Le PDG d'Instagram rejette l'idée d'une dépendance aux réseaux sociaux lors d'un procès historique

Le PDG d'Instagram a rejeté l'idée que les utilisateurs puissent être accros aux réseaux sociaux lors d'un procès historique en Californie, mercredi. « Je pense qu'il est important de faire la distinction entre dépendance clinique et usage problématique », a déclaré Adam Mosseri à la barre. Les psychologues ne considèrent pas la dépendance aux réseaux sociaux comme un diagnostic officiel. Des chercheurs ont documenté les conséquences néfastes d'un usage compulsif chez les jeunes, et les législateurs du monde entier s'inquiètent de son potentiel addictif. Mosseri est le premier dirigeant à témoigner dans une série de procès où des centaines de familles et de districts scolaires ont poursuivi Meta, Snap, TikTok et YouTube, les accusant d'avoir sciemment créé des produits addictifs nuisibles à la santé mentale des jeunes. Le procès initial, qui se tient à Los Angeles, concerne une jeune femme de 20 ans, identifiée par les initiales KGM, qui affirme que les fonctionnalités addictives de la plateforme de médias sociaux, notamment le défilement infini, ont aggravé sa dépression et ses pensées suicidaires. KGM et deux autres plaignants participent à des procès pilotes – des affaires tests destinées à évaluer la réaction d'un jury pour les deux parties.
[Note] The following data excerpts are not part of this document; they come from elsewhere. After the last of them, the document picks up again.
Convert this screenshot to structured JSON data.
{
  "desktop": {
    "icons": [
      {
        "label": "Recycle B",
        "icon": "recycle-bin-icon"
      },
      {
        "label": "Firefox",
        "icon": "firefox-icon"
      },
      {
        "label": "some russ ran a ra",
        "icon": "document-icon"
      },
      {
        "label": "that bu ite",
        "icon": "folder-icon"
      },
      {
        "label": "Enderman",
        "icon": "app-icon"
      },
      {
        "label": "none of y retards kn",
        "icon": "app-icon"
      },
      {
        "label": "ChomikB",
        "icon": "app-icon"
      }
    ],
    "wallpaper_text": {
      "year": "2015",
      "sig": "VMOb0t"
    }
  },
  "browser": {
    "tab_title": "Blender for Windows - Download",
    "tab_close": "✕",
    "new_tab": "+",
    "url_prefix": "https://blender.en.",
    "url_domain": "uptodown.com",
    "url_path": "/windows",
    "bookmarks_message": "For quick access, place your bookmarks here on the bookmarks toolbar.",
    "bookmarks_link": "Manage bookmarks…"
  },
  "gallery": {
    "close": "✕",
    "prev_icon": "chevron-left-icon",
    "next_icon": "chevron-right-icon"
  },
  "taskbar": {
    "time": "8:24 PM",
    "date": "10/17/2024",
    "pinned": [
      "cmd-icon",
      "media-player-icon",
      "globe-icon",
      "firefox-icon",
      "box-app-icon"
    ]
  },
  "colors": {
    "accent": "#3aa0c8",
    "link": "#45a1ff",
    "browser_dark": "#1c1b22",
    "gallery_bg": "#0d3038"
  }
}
Mercredi, Mark Lanier, l'avocat de la partie plaignante, a interrogé Mosseri sur la question de savoir si Instagram privilégiait les profits à la sécurité, et si les filtres cosmétiques d'Instagram encourageaient la chirurgie esthétique. Mosseri a déclaré que l'entreprise testait les nouvelles fonctionnalités destinées aux jeunes utilisateurs avant leur lancement. « Nous nous efforçons d'assurer une sécurité maximale tout en limitant au maximum la censure », a-t-il affirmé. Certaines familles ont perçu cet échange comme une confirmation de leurs convictions quant aux méfaits d'Instagram. Matthew P. Bergman, avocat fondateur du Social Media Victims Law Center et représentant des plaignants, a déclaré : « Le témoignage sous serment d'Adam Mosseri aujourd'hui a révélé ce que les familles soupçonnaient depuis longtemps : les dirigeants d'Instagram ont délibérément choisi de privilégier la croissance au détriment de la sécurité des mineurs ». Mosseri a déjà fait l'objet d'un examen minutieux quant à la possibilité qu'il ait ignoré des avertissements internes concernant le caractère addictif de la plateforme. Une conversation entre chercheurs de Meta, mentionnée par l'avocat du plaignant dans sa déclaration liminaire, soulignait cette dépendance. Un employé a suggéré dans une correspondance interne qu'« Instagram est une drogue », et un autre a déclaré : « MDR, enfin, tous les réseaux sociaux. On est des dealers, en gros ».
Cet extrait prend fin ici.